Pensei que estava a oferecer o meu corpo para poder sair de lá e ir ter com a minha filha. Na altura nem sequer estava perturbada. Até pensei que tinha sorte. Agora que moro aqui [na Coreia do Sul], [eu sei que] é violência sexual e violação”.

O mesmo aconteceu com Park Young-hee, uma ex-proprietária rural na casa dos 40 anos, quando estava a ser interrogada por um polícia num centro de detenção preventiva, após ser apanhada a tentar fugir do país.
"Ele fez-me sentar bem perto dele... [e] tocou-me entre as pernas... diversas vezes durante vários dias", afirmou. "A minha vida estava nas mãos dele. Então, eu fiz tudo que ele queria. Como poderia ter agido de outra forma?

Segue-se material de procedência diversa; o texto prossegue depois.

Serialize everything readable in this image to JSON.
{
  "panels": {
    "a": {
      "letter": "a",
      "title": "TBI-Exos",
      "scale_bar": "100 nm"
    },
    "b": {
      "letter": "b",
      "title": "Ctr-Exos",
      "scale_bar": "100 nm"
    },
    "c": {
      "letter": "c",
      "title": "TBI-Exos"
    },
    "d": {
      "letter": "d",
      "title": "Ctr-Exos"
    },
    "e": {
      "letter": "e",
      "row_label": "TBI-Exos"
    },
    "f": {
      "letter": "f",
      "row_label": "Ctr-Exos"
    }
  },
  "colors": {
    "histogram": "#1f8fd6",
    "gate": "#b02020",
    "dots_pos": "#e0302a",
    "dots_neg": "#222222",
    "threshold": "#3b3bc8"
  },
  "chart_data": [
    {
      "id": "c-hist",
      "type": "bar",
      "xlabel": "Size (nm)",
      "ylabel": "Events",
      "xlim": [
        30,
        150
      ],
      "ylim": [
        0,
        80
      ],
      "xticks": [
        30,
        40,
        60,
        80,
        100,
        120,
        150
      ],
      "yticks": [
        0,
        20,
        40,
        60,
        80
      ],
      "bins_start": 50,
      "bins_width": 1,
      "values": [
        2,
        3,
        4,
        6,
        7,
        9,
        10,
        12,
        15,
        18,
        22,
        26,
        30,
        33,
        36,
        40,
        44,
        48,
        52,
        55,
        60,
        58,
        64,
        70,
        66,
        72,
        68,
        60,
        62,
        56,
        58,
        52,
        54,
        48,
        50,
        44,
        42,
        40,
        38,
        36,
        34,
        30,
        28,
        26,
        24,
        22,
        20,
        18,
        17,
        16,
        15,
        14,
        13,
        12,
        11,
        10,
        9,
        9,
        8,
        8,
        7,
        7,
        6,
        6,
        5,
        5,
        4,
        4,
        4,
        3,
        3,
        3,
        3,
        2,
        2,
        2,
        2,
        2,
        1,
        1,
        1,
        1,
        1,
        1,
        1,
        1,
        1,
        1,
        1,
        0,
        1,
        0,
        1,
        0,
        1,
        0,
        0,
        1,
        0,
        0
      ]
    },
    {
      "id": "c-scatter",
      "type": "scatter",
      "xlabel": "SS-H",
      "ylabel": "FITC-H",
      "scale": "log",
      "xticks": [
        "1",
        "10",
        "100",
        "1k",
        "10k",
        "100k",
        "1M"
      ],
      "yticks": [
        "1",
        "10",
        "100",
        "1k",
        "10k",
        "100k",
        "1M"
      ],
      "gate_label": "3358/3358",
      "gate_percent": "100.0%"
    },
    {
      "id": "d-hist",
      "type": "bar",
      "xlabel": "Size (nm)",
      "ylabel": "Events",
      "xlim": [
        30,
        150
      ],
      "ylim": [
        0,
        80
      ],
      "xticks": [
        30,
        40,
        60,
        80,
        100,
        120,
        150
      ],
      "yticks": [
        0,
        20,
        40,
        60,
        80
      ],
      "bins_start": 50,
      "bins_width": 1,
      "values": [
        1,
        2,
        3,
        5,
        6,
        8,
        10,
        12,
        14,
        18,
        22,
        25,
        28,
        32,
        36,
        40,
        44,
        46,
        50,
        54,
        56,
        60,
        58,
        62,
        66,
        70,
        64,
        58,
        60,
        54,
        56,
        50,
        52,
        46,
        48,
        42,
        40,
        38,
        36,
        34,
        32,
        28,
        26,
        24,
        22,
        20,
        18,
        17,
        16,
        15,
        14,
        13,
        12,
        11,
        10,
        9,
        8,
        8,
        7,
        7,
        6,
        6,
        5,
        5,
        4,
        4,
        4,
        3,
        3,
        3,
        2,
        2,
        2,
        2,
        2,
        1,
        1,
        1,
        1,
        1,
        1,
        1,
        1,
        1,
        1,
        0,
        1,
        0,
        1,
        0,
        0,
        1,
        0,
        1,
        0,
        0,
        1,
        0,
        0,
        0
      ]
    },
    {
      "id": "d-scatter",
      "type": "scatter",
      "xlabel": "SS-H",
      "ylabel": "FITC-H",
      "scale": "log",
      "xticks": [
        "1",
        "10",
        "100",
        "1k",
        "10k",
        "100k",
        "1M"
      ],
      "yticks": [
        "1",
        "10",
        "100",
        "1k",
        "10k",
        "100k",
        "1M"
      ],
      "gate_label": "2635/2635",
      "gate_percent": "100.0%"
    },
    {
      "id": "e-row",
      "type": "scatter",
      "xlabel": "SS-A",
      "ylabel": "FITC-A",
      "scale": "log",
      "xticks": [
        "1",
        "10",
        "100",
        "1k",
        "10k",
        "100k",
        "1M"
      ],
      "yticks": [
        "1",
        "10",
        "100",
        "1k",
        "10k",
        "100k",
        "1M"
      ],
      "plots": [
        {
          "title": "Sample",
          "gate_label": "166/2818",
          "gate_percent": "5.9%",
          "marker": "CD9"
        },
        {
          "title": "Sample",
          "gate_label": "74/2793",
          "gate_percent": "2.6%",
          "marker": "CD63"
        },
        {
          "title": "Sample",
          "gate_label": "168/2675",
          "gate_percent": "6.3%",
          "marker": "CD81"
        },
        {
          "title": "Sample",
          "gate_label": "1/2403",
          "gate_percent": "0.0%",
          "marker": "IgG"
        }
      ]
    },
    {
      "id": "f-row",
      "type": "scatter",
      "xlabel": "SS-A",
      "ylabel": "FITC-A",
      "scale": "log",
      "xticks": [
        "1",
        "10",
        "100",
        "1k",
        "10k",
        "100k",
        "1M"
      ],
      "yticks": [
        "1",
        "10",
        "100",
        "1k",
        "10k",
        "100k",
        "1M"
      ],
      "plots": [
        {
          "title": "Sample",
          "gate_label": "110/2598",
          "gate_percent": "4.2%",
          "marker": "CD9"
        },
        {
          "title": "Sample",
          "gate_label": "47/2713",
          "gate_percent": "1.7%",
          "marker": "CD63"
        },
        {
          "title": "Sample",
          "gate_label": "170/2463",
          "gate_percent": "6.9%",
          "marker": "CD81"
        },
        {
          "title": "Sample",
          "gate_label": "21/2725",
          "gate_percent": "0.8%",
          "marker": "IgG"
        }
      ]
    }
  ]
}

Tudo o que fazemos na Coreia do Norte pode ser considerado ilegal, então, tudo depende da perceção ou da atitude de quem está a interrogar", realçou.
Pressão social
As norte-coreanas raramente denunciam qualquer abuso, num dos países mais repressivos e pobres do mundo, além do medo das represálias e da vergonha social, faltam apoio social e serviços legais.

"Se uma mulher é violada, é porque ela devia estar a flirtar", disse Lee Chun-seok, uma ex-professora e comerciante com quase 50 anos.
"Tive medo e vergonha", contou Yoon Soon-ae, outra vítima de violação. "Nunca contei a ninguém. Na Coreia do Norte, é como cuspir no próprio rosto. Toda a gente me teria culpado", relatou.

A violência sexual na Coreia do Norte é um segredo notório, sem resposta e amplamente tolerado”, disse o diretor executivo da Human Rigths Watch, Kenneth Roth, citado no comunicado de divulgação do relatório.

Centrado no abuso sexual por parte de homens em posições oficiais de poder e na resposta do governo em tais casos, o relatório utiliza pseudónimos porque “todos os sobreviventes entrevistados expressaram preocupação sobre possíveis consequências para si ou os familiares na Coreia do Norte”.

Apelo à Coreia do Norte para que trate violação como crime
A Human Rigths Watch, recomenda no relatório que o governo norte-coreano deve reconhecer o problema da violência sexual, exigir que a polícia investigue os casos independentemente da posição ou estatuto dos alegados autores e penalizar os infratores.

Pede ainda a criação de condições que permitam a existência de denúncias anónimas sobre violência sexual por parte de funcionários do governo e a recolha estatística das queixas.
A organização de defesa dos direitos humanos apela ainda à Coreia do Sul, Estados Unidos, Japão, União Europeia, agências da ONU e organizações não-governamentais com presença na Coreia do Norte para pressionarem Pyongyang a realizar as reformas recomendadas no relatório.


As mulheres norte-coreanas não deviam correr o risco de serem violadas por responsáveis governamentais ou trabalhadores quando deixam as suas casas para ganhar dinheiro para alimentar as suas famílias”, assinalou Kenneth Roth. “Kim Jong-un e o seu governo devem reconhecer o problema e tomar medidas urgentes para proteger as mulheres e garantir justiça para as vítimas de violência sexual”, insistiu.